Oven Roasted Brisket
Author: 
Serves: 12 servings
 
This is the recipe you need when feeding a crowd. Serve it with coleslaw, sliced tomatoes and bread for grabbing any extra gravy on your plate!
Ingredients
  • 1 (4- to 5-pound) beef brisket
  • 1 (12-ounce) bottle beer
  • 1 (1-ounce) package dry onion soup mix
  • ¼ teaspoon black pepper
  • 1 (12-ounce) bottle chili sauce
  • ¼ cup cornstarch
Instructions
  1. Preheat oven to 325 degrees. Grease heavy roaster with cooking spray and place the brisket inside. Pour the beer over the top. Sprinkle the brisket evenly with the onion soup mix and pepper. Drizzle the chili sauce over the top. Cover and bake 5-6 hours (1 hour per pound of brisket), making sure not to baste.
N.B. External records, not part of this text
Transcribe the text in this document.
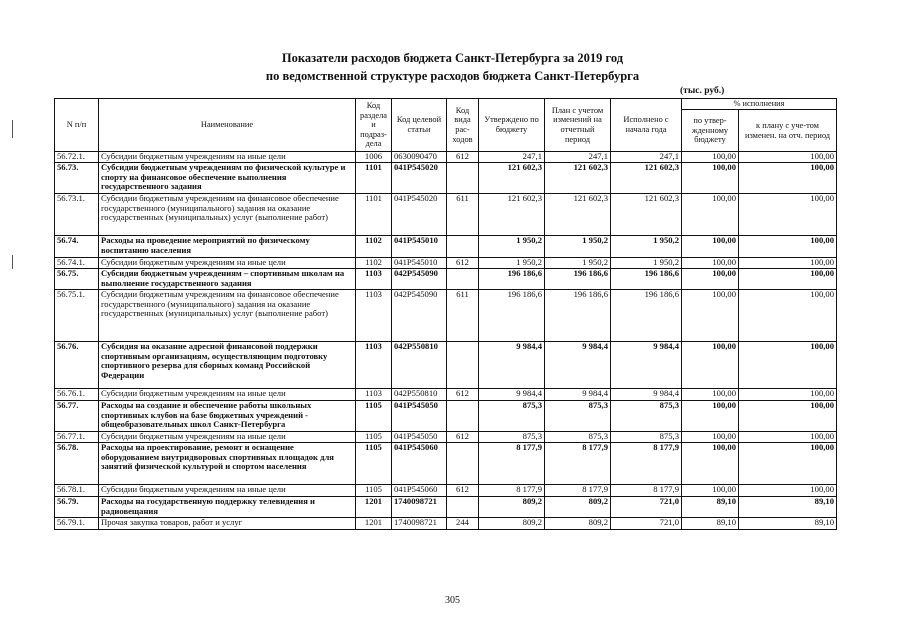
Показатели расходов бюджета Санкт-Петербурга за 2019 год
по ведомственной структуре расходов бюджета Санкт-Петербурга
(тыс. руб.)
N п/п	Наименование	Код раздела и подраз-дела	Код целевой статьи	Код вида рас-ходов	Утверждено по бюджету	План с учетом изменений на отчетный период	Исполнено с начала года	% исполнения	
								по утвер-жденному бюджету	к плану с уче-том изменен. на отч. период
56.72.1.	Субсидии бюджетным учреждениям на иные цели	1006	0630090470	612	247,1	247,1	247,1	100,00	100,00
56.73.	Субсидии бюджетным учреждениям по физической культуре и спорту на финансовое обеспечение выполнения государственного задания	1101	041P545020		121 602,3	121 602,3	121 602,3	100,00	100,00
56.73.1.	Субсидии бюджетным учреждениям на финансовое обеспечение государственного (муниципального) задания на оказание государственных (муниципальных) услуг (выполнение работ)	1101	041P545020	611	121 602,3	121 602,3	121 602,3	100,00	100,00
56.74.	Расходы на проведение мероприятий по физическому воспитанию населения	1102	041P545010		1 950,2	1 950,2	1 950,2	100,00	100,00
56.74.1.	Субсидии бюджетным учреждениям на иные цели	1102	041P545010	612	1 950,2	1 950,2	1 950,2	100,00	100,00
56.75.	Субсидии бюджетным учреждениям – спортивным школам на выполнение государственного задания	1103	042P545090		196 186,6	196 186,6	196 186,6	100,00	100,00
56.75.1.	Субсидии бюджетным учреждениям на финансовое обеспечение государственного (муниципального) задания на оказание государственных (муниципальных) услуг (выполнение работ)	1103	042P545090	611	196 186,6	196 186,6	196 186,6	100,00	100,00
56.76.	Субсидия на оказание адресной финансовой поддержки спортивным организациям, осуществляющим подготовку спортивного резерва для сборных команд Российской Федерации	1103	042P550810		9 984,4	9 984,4	9 984,4	100,00	100,00
56.76.1.	Субсидии бюджетным учреждениям на иные цели	1103	042P550810	612	9 984,4	9 984,4	9 984,4	100,00	100,00
56.77.	Расходы на создание и обеспечение работы школьных спортивных клубов на базе бюджетных учреждений - общеобразовательных школ Санкт-Петербурга	1105	041P545050		875,3	875,3	875,3	100,00	100,00
56.77.1.	Субсидии бюджетным учреждениям на иные цели	1105	041P545050	612	875,3	875,3	875,3	100,00	100,00
56.78.	Расходы на проектирование, ремонт и оснащение оборудованием внутридворовых спортивных площадок для занятий физической культурой и спортом населения	1105	041P545060		8 177,9	8 177,9	8 177,9	100,00	100,00
56.78.1.	Субсидии бюджетным учреждениям на иные цели	1105	041P545060	612	8 177,9	8 177,9	8 177,9	100,00	100,00
56.79.	Расходы на государственную поддержку телевидения и радиовещания	1201	1740098721		809,2	809,2	721,0	89,10	89,10
56.79.1.	Прочая закупка товаров, работ и услуг	1201	1740098721	244	809,2	809,2	721,0	89,10	89,10
305
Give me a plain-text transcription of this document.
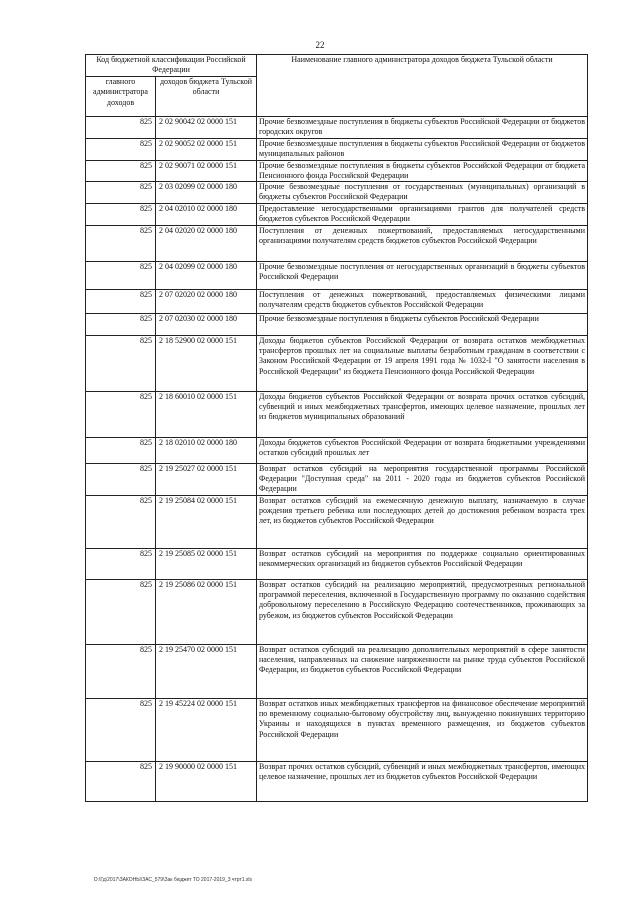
22
Код бюджетной классификации Российской Федерации		Наименование главного администратора доходов бюджета Тульской области
главного администратора доходов	доходов бюджета Тульской области	
825	2 02 90042 02 0000 151	Прочие безвозмездные поступления в бюджеты субъектов Российской Федерации от бюджетов городских округов
825	2 02 90052 02 0000 151	Прочие безвозмездные поступления в бюджеты субъектов Российской Федерации от бюджетов муниципальных районов
825	2 02 90071 02 0000 151	Прочие безвозмездные поступления в бюджеты субъектов Российской Федерации от бюджета Пенсионного фонда Российской Федерации
825	2 03 02099 02 0000 180	Прочие безвозмездные поступления от государственных (муниципальных) организаций в бюджеты субъектов Российской Федерации
825	2 04 02010 02 0000 180	Предоставление негосударственными организациями грантов для получателей средств бюджетов субъектов Российской Федерации
825	2 04 02020 02 0000 180	Поступления от денежных пожертвований, предоставляемых негосударственными организациями получателям средств бюджетов субъектов Российской Федерации
825	2 04 02099 02 0000 180	Прочие безвозмездные поступления от негосударственных организаций в бюджеты субъектов Российской Федерации
825	2 07 02020 02 0000 180	Поступления от денежных пожертвований, предоставляемых физическими лицами получателям средств бюджетов субъектов Российской Федерации
825	2 07 02030 02 0000 180	Прочие безвозмездные поступления в бюджеты субъектов Российской Федерации
825	2 18 52900 02 0000 151	Доходы бюджетов субъектов Российской Федерации от возврата остатков межбюджетных трансфертов прошлых лет на социальные выплаты безработным гражданам в соответствии с Законом Российской Федерации от 19 апреля 1991 года № 1032-I "О занятости населения в Российской Федерации" из бюджета Пенсионного фонда Российской Федерации
825	2 18 60010 02 0000 151	Доходы бюджетов субъектов Российской Федерации от возврата прочих остатков субсидий, субвенций и иных межбюджетных трансфертов, имеющих целевое назначение, прошлых лет из бюджетов муниципальных образований
825	2 18 02010 02 0000 180	Доходы бюджетов субъектов Российской Федерации от возврата бюджетными учреждениями остатков субсидий прошлых лет
825	2 19 25027 02 0000 151	Возврат остатков субсидий на мероприятия государственной программы Российской Федерации "Доступная среда" на 2011 - 2020 годы из бюджетов субъектов Российской Федерации
825	2 19 25084 02 0000 151	Возврат остатков субсидий на ежемесячную денежную выплату, назначаемую в случае рождения третьего ребенка или последующих детей до достижения ребенком возраста трех лет, из бюджетов субъектов Российской Федерации
825	2 19 25085 02 0000 151	Возврат остатков субсидий на мероприятия по поддержке социально ориентированных некоммерческих организаций из бюджетов субъектов Российской Федерации
825	2 19 25086 02 0000 151	Возврат остатков субсидий на реализацию мероприятий, предусмотренных региональной программой переселения, включенной в Государственную программу по оказанию содействия добровольному переселению в Российскую Федерацию соотечественников, проживающих за рубежом, из бюджетов субъектов Российской Федерации
825	2 19 25470 02 0000 151	Возврат остатков субсидий на реализацию дополнительных мероприятий в сфере занятости населения, направленных на снижение напряженности на рынке труда субъектов Российской Федерации, из бюджетов субъектов Российской Федерации
825	2 19 45224 02 0000 151	Возврат остатков иных межбюджетных трансфертов на финансовое обеспечение мероприятий по временному социально-бытовому обустройству лиц, вынужденно покинувших территорию Украины и находящихся в пунктах временного размещения, из бюджетов субъектов Российской Федерации
825	2 19 90000 02 0000 151	Возврат прочих остатков субсидий, субвенций и иных межбюджетных трансфертов, имеющих целевое назначение, прошлых лет из бюджетов субъектов Российской Федерации
D:\Гд\2017\ЗАКОНЫ\ЗАС_579\Зак бюджет ТО 2017-2019_3 чтрт1.xls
  2. Remove the brisket from the roaster onto a platter and cover tightly with aluminum foil. Strain the drippings through a sieve into a 2-cup measure. Place the 2 cups of strained drippings in a small saucepan over medium heat. Strain the remaining drippings into the measuring cup and measure ½ cup. If necessary, add water to make sure it is ½ cup of liquid.
  3. Place the cornstarch in a jar with a tight-fitting lid. Add the ½ cup of reserved drippings, cover and shake vigorously to emulsify. Stir into the drippings in the saucepan. Cook until thickened, stirring constantly for 5-7 minutes. Decrease heat to low and cover.
  4. Cut the brisket into ½-inch slices and place on the serving dish. Transfer the gravy to a serving dish or boat and serve warm.